Required reading for Prof. Piga’s lectures (number of chapters in the schedule):
Principles of Microeconomics-Lectures, Giappichelli Editore (2022).
Lectures Material handed over on line.
T.A. sessions material will be put on line.
Assessment
Attending students
There are 3 proofs of exam. One needs to have passed the three proofs with an average of at least 18/30 with at least 16/30 in each proof.
20% of the assessment will be based on a 2-pages paper (at most 8000 characters), produced by a group of 8-9 students (16 groups) where the team membership is pre-assigned by the Professor. Students will choose a current global or local relevant issue on their own and will discuss it with a perspective they found in Sandel’s book, by explicitly quoting at the beginning one passage (no more than 3 lines) of the book. The discussion could be used to confute or reinforce a point made by Prof. Sandel with the help of the new issue selected by the group.
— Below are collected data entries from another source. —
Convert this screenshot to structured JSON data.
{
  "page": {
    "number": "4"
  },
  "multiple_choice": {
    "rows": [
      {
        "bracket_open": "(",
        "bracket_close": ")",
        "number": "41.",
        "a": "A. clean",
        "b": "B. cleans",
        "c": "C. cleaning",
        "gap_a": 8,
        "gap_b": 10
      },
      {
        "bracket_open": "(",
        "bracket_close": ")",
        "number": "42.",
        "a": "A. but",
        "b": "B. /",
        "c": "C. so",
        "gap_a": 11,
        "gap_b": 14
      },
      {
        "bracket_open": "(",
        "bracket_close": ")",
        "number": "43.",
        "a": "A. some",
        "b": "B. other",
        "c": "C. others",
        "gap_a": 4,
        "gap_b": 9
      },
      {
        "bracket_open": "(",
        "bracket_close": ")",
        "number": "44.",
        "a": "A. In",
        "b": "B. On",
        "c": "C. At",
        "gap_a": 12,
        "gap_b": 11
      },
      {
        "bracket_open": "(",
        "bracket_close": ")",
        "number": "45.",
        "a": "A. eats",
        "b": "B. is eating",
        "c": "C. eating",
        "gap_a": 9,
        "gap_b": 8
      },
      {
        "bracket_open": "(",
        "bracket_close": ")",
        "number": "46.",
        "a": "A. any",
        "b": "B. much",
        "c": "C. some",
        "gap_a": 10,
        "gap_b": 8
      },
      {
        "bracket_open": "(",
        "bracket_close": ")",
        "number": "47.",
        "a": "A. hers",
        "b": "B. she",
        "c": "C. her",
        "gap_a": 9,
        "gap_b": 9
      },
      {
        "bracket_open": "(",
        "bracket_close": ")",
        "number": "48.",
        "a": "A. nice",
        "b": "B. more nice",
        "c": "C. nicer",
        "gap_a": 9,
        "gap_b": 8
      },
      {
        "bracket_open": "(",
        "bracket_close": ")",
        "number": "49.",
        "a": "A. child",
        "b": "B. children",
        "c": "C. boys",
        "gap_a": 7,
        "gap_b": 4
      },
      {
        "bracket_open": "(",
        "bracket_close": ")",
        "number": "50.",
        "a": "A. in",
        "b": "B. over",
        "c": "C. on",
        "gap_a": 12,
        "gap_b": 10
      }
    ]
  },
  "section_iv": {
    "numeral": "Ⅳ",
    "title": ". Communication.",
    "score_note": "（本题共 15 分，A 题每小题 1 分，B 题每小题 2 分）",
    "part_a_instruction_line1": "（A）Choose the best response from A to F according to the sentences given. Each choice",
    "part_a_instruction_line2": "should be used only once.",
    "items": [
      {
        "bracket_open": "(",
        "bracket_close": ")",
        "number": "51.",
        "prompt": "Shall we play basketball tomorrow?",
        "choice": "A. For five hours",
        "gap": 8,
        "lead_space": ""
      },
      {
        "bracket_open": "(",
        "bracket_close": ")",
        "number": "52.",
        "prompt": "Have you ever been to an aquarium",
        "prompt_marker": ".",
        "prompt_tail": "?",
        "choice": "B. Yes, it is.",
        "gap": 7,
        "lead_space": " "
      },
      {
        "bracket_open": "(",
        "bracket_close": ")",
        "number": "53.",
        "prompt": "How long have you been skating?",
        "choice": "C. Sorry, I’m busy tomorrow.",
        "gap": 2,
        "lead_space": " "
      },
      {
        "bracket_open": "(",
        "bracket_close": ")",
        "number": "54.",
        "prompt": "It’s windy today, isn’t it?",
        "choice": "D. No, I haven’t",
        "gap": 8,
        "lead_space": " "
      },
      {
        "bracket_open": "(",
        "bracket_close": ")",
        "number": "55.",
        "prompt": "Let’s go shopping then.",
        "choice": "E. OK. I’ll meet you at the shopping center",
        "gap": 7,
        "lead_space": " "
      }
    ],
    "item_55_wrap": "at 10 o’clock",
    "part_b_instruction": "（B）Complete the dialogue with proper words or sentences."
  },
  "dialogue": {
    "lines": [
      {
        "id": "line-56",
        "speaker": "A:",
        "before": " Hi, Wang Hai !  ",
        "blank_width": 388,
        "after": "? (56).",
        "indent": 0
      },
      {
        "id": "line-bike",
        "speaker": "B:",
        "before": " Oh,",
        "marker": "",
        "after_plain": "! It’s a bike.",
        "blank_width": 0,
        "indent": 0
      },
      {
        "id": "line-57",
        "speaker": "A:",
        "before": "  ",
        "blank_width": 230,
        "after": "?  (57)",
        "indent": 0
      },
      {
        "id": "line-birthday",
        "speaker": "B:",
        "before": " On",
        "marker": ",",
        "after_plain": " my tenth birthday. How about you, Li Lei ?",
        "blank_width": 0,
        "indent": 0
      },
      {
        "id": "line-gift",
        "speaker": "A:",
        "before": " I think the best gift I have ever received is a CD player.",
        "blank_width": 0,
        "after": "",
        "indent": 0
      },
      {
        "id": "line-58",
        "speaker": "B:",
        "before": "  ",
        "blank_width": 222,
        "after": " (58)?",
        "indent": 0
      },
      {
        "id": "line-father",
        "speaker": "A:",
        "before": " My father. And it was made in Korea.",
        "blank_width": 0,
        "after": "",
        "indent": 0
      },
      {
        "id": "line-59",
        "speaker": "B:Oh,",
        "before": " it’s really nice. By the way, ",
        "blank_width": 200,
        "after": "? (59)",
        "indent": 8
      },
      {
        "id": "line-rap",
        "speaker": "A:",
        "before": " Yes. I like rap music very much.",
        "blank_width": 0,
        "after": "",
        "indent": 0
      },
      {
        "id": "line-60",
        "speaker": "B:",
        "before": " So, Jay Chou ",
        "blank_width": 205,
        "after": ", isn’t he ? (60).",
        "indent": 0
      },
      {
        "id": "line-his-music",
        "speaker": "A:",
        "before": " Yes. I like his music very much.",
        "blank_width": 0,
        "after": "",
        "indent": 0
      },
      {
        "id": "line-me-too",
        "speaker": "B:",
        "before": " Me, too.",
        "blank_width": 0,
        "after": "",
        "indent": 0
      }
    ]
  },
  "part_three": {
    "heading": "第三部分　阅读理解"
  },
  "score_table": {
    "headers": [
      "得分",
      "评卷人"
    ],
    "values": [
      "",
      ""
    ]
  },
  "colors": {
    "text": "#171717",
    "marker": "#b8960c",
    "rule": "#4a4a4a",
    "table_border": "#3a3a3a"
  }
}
The paper has to be turned in by no later than May 15, 2023 with all 8-9 signatures in it, otherwise points assigned will be 0 to all of the 8-9 students.
40% of the assessment will be based on a mid-term written exam in mid-semester.
40% of the assessment will be based on a final written exam at the end of the course.
The final grade will be-rescaled upwards according to a curve based on the overall class performance.
The final written exam can take place also in the second round (“appello”) without losing the grade obtained through written midterm and paper. The said grade is lost if the student postpones the written final exam to the September round (“appello”), being treated therefore as “non-attending student” (see below).
If the attending student turns down the grade after the final written exam of the first/second round (“appello”) or fails to pass, he/she becomes treated as a “non-attending student” for the successive round/rounds of exams (“appelli”), however in case he/she passed the paper, 20% of the grade will be based on the paper grade still.
Non-attending students (students with less than 80% of presence in class or that have turned down the attending student grade or failed the attending student evaluation or that have failed the mid-term written exam) will take a final written exam based on the program underlined in the textbook.
Office hours
Professor Piga will receive students by appointment via mail:
The T.A. : Davide Bellucci will receive students by appointment via mail
NOTE: Notice that attendance is required from the very first lesson and you need to attend at least 80% of the course to be considered an attending student.